Over the past five years or so I’ve developed a series of software tools that can take musical materials – notes, rhythms, sound files, etc. – and propose starting points for a piece, which I can either accept and elaborate or reject and ask for more. I love this way of starting a new piece because it gets me outside of the limits of my own imagination and the influence of aural and muscle memory. With the computer’s help I can consider lots of possibilities I wouldn’t otherwise discover, transforming my astonishment at the machine’s strange concoctions into creative energy for the project.

How do you see the relationship between timbre and composition?

I confess that I’m baffled by how frequently I encounter questions about timbre. To my mind, it’s like asking a writer to discuss the shape of words on the page. Perhaps people talk about timbre so much because it’s so hard to say anything concrete or meaningful about it. In any case, I don’t find thinking about timbre itself exciting. I’m interested in larger issues such as how I feel time moving through a piece, or what emotional environment is created by the music I write. For me, timbre is a by-product of these macro-level issues. Sometimes my musical materials result in unusual timbres and sometimes not at all, and that’s fine with me. I would never write a piece simply to investigate timbre because that’s not enough to keep me interested. There are composers I like who write music only about music, but I try to make music the last thing my work is about.

What do improvisation and composition mean to you and what, to you, are their respective merits?

Improvisation and composition possess diametrical allures and pitfalls, and I’m equally interested in and skeptical of both. Imagination is implicitly paramount in improvisation; editing is implicitly paramount (much more so than imagination) in composition. What do I mean? Well, when has anyone expected the notes of a Beethoven string quartet to be different the second time around? When has an improviser’s performance ever been faulted for perceived defects of form?

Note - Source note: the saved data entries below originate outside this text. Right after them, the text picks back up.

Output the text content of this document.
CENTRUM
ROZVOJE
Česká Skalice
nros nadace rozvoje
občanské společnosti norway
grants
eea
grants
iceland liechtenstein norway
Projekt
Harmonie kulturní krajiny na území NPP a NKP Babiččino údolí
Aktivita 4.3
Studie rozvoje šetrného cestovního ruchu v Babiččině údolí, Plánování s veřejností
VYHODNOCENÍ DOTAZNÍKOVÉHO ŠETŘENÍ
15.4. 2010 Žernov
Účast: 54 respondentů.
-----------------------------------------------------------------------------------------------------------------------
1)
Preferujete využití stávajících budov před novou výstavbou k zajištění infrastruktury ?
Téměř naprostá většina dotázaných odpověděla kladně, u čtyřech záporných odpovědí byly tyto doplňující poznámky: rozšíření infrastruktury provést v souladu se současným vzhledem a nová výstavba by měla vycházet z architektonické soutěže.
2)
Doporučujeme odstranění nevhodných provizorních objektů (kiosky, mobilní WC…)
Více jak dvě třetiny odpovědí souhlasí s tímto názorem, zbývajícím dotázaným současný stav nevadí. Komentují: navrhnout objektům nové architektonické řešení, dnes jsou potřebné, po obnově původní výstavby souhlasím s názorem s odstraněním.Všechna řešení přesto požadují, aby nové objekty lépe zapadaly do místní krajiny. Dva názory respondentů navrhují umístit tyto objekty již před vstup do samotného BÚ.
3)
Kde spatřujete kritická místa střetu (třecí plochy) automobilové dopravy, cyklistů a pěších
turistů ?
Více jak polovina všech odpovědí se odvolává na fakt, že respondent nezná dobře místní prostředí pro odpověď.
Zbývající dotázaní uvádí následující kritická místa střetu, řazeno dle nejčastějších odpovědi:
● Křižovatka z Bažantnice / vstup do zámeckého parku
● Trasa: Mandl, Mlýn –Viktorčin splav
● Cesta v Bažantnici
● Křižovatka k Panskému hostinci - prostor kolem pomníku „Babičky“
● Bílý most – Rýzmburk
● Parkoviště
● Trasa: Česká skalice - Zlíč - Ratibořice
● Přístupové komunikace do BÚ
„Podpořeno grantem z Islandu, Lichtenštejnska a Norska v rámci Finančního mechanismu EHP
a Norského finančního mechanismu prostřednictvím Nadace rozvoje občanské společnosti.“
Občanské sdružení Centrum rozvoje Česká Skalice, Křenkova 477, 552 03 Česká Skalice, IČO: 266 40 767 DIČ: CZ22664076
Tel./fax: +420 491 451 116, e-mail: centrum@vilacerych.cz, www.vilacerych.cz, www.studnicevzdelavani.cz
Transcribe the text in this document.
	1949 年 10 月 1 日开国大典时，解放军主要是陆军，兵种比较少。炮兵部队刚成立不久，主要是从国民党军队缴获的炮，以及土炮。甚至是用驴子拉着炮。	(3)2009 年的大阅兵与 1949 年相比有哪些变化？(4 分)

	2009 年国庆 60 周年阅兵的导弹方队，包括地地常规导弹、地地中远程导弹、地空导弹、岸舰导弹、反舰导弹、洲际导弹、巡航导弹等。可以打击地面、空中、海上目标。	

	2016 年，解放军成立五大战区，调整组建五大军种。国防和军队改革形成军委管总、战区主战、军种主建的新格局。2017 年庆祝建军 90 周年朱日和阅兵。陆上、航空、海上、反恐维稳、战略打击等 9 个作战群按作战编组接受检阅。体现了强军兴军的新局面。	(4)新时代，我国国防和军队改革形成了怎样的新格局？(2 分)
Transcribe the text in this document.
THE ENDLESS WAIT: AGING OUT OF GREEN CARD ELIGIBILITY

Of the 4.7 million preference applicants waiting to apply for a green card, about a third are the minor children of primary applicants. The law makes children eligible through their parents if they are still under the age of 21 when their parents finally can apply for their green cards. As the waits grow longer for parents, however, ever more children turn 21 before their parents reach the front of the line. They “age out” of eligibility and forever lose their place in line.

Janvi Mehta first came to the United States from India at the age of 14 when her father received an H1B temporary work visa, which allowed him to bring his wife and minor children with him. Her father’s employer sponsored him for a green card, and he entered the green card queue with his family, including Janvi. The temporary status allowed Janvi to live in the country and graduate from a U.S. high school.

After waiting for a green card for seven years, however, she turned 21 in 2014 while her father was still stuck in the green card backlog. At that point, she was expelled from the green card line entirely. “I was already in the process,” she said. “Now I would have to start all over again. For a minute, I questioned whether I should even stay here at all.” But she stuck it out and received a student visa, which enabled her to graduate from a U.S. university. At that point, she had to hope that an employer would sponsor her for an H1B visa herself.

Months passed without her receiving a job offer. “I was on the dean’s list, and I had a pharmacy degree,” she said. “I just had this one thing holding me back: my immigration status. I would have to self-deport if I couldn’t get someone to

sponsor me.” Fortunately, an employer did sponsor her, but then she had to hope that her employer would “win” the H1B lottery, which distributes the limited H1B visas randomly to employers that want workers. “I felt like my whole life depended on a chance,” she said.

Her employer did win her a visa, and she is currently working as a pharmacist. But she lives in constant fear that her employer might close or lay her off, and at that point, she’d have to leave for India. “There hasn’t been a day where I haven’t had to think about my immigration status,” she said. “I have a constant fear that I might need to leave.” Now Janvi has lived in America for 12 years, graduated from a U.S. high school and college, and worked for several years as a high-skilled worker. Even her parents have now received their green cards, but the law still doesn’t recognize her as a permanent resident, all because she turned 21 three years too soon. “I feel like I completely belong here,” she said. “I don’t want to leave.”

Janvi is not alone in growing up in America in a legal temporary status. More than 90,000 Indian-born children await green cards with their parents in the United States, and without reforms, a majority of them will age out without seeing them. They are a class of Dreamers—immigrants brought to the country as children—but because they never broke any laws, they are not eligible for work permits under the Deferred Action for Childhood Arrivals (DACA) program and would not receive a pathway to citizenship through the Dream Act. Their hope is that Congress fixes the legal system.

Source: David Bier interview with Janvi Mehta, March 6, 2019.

As soon as a work is written down it is assumed that it has been edited and that care has been taken to make it “coherent.” No such assumption is made about improvisation. The editing of a composition ensures, at least to a minimal degree, that the composer’s best effort is being presented to the listener. It also ensures that the work will never change and therefore won’t offer an unpredictable listening experience. Improvisation is obviously much more treacherous. In the hands of an unskilled player, improvisation can devolve into a string of banalities, quotations, and time-filling gestures. A great improviser, however, can find ways of avoiding formulas and clichés, proceeding from surprise to surprise while nevertheless trying to keep track of the itinerary. Listening to a great improviser is one of the few ways we can witness artistic genius in real time.

I suppose I’m working to find a hybrid methodology in my work, combining aspects of improvisation and traditional composition. I’m drawn to generative processes, in part, because of my desire to capture the excitement of witnessing music come alive in the moment, much like experiencing a skilled improviser; but I also want to have ultimate control over the work, refining the generative processes so that the results will always be acceptable to me. This dichotomy creates a tension that I explore every time I write a new work.

As a composer, I want to be astonished along with the listener, as though I had never heard this music before. With a computer generating material in real time, this is in fact possible. That’s why it seems to me that carefully developed generative instructions—whether they’re computer code or text for human musicians—have exciting potential to bridge improvisation and composition. The generative instructions, that is, the information that determines what kinds of musical results can occur, are “composed” beforehand but the actual music that emerges from these instructions does so through an unpredictable, almost improvisatory, real-time process.